The Silbersteins live a comfortable upper-bourgeois existence amid the beaux-arts luxury of their various homes and apartments. Secure in their own world and their place in Czech society, the family is dangerously slow in facing up to the increasingly grim realities that threaten to engulf it.

It is crucial when viewing “All My Loved Ones,” with its fine ensemble cast and well-evoked sense of time and place, to remember that it unfolds as a recollection of David, a boy of perhaps 10 in 1938, which means that the opening sequences are exceedingly, even incredibly, idyllic, with the lives of the Silbersteins overflowing with love and laughter. But as the times darken, writer Jiri Hubac, while never losing sight of David’s nostalgic perspective, deftly introduces a parallel omniscient observer’s point of view, witnessing events that a boy could not possibly know about at the time.

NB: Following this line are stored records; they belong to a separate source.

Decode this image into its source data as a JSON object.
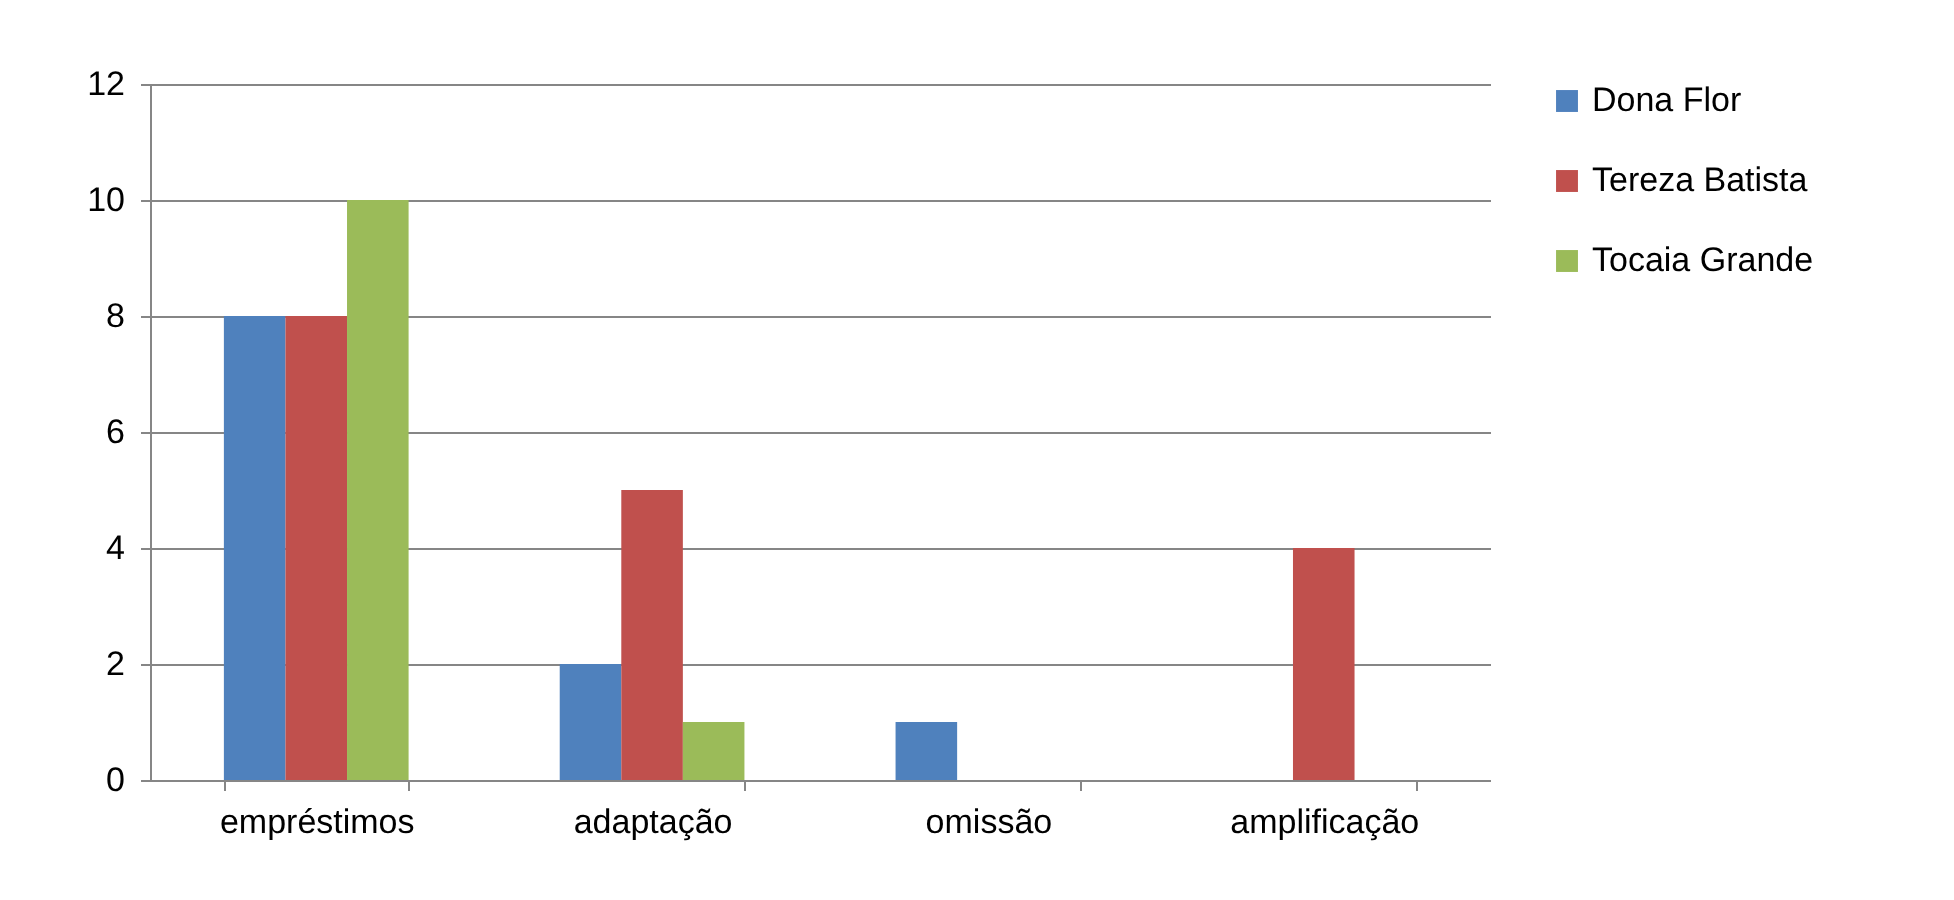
{
  "chart_data": {
    "type": "bar",
    "categories": [
      "empréstimos",
      "adaptação",
      "omissão",
      "amplificação"
    ],
    "series": [
      {
        "name": "Dona Flor",
        "color": "#4f81bd",
        "values": [
          8,
          2,
          1,
          0
        ]
      },
      {
        "name": "Tereza Batista",
        "color": "#c0504d",
        "values": [
          8,
          5,
          0,
          4
        ]
      },
      {
        "name": "Tocaia Grande",
        "color": "#9bbb59",
        "values": [
          10,
          1,
          0,
          0
        ]
      }
    ],
    "ylim": [
      0,
      12
    ],
    "yticks": [
      0,
      2,
      4,
      6,
      8,
      10,
      12
    ],
    "grid": "y",
    "legend": "right"
  }
}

Yet even with this double vision, the graceful “All My Loved Ones” is all of a piece.

It’s worth noting that in the film’s earliest scenes, when a neighbor sells his palatial 19th century villa to Jakub for a song, saying he’s taking off for America, Jakub is so thrilled with getting a bargain that he fails to grasp the dark implications of the transaction. The neighbor, Stein, is played by Jiri Menzel, the Oscar-winning director of the 1966 Prague Spring classic “Closely Watched Trains.” The sad, kindly expression on Stein’s face at Jakub’s lack of comprehension of the reason for the sale subtly sets a tone of rueful compassion that reverberates throughout this film, whose meaning and impact is sadly heightened by current world events.

*

‘All My Loved Ones’

MPAA rating: Unrated.

Times guidelines: Somber adult themes, some sex.

Josef Abrham...Jakub Silverstein

Jiri Bartoska...Sam Silverstein

Libuse Safrankova...Irma, Jakub’s wife

Brano Holicek...David, Jakub’s son

Rupert Graves...Nicholas Winton

A Northern Arts Entertainment release of an In Film Praha presentation, supported by Eurimages. Director Matej Minac. Producers Rudolf Biermann, Jiri Bartoska, Lyn Clinton. Executive producer Veronika Marczuk-Pazura. Cinematographer Dodo Simoncic. Editor Patrik Pass. Music Janusz Stoklosa. Costumes Jarmila Konecna. Art director Martin Kurel. In Czech, with English subtitles. Running time: 1 hour, 33 minutes.